- Directed by: Gordon Douglas
- Written by: Kenneth Gamet
- Produced by: Harry Joe Brown
- Starring: Randolph Scott George Macready Louise Allbritton
- Cinematography: Charles Lawton Jr.
- Edited by: Charles Nelson
- Music by: George Duning Paul Sawtell
- Production company: Producers-Actors Corporation
- Distributed by: Columbia Pictures
- Release date: May 27, 1949;
- Running time: 90 minutes
- Country: United States
- Language: English

= The Doolins of Oklahoma =

1949 film by Gordon Douglas

The Doolins of Oklahoma is a 1949 American Western film directed by Gordon Douglas and starring Randolph Scott, George Macready and Louise Allbritton.

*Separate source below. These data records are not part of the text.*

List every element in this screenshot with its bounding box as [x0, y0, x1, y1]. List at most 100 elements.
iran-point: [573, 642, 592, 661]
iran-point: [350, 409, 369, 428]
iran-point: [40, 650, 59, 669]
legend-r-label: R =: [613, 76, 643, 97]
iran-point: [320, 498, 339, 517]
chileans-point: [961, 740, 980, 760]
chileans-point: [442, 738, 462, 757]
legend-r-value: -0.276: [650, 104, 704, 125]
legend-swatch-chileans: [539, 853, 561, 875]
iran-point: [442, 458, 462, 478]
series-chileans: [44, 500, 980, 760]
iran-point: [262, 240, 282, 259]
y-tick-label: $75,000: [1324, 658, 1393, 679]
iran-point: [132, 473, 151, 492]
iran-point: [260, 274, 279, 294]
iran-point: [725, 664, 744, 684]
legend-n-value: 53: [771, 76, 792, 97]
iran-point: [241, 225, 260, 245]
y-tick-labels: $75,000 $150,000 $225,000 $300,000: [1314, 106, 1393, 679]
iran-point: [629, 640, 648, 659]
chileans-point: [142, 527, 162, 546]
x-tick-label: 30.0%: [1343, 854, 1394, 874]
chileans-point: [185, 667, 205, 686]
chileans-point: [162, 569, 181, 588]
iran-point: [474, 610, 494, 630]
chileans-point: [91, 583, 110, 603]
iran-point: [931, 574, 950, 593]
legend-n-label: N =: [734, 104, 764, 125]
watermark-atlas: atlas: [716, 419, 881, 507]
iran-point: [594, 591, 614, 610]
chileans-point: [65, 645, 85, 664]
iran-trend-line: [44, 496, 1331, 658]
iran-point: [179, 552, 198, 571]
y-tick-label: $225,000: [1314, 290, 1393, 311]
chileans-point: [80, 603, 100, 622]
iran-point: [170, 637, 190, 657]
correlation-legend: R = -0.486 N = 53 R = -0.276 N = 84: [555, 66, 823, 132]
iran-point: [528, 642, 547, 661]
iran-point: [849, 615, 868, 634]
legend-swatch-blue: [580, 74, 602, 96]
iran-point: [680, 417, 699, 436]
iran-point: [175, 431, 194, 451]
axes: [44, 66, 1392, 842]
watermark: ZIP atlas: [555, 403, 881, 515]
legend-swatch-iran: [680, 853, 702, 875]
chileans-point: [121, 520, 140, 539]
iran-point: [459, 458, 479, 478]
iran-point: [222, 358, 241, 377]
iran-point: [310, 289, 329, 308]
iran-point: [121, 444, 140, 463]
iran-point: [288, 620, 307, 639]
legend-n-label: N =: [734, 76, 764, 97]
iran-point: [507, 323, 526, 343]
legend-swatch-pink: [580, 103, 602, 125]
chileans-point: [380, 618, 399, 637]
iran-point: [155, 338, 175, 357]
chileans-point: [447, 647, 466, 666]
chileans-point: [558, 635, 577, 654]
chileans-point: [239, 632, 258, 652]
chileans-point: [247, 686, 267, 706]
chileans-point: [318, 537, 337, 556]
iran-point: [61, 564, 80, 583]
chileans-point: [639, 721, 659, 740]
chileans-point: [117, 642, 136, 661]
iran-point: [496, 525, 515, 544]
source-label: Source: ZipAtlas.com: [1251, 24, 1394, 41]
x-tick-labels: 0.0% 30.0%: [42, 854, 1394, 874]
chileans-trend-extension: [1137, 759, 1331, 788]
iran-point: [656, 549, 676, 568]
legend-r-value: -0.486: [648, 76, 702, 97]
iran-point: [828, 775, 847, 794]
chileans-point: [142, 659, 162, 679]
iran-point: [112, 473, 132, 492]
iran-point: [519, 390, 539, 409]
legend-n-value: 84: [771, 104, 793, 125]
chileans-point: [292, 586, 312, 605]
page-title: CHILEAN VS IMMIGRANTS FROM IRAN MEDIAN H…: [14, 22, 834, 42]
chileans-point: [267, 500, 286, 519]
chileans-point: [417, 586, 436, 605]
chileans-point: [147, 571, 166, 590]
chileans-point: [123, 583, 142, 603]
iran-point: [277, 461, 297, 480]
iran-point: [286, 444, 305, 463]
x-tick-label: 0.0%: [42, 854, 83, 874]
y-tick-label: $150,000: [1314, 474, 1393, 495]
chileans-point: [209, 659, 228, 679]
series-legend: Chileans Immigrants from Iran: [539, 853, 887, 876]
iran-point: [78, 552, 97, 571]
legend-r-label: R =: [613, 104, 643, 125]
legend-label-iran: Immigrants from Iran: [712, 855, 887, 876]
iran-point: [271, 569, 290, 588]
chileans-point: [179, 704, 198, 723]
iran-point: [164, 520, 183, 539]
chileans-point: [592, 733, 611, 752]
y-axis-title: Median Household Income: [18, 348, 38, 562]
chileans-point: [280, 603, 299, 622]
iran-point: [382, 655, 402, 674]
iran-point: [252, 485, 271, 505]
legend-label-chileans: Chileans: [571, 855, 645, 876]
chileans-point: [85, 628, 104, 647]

It was distributed by Columbia Pictures.

==Plot==
Former Dalton gang member Bill Doolin puts together his own bank-robbing gang but federal Marshals are closing in.

==Cast==
- Randolph Scott as Bill Doolin / Bill Daley
- George Macready as Marshal Sam Hughes
- Louise Allbritton as Rose of Cimarron
- John Ireland as Bitter Creek
- Virginia Huston as Elaine Burton
- Charles Kemper as Thomas "Arkansas" Jones
- Noah Beery Jr. as Little Bill
- Dona Drake as Cattle Annie
- Robert Barrat as Marshal Heck Thomas
- Lee Patrick as Melissa Price
- Griff Barnett as Deacon Burton
- Frank Fenton as Red Buck
- Jock Mahoney as Tulsa Jack Blake (as Jock O'Mahoney)

==Reception==
In his 2007 review, Dennis Schwartz gave the movie a grade of B, describing it as "a familiar Western formulaic set-up of a good man caught by circumstances and trapped in a life of crime" and stating "The old-fashioned story leaves a lot to be desired, but the cast takes it seriously and makes the unbelievable look as believable as possible."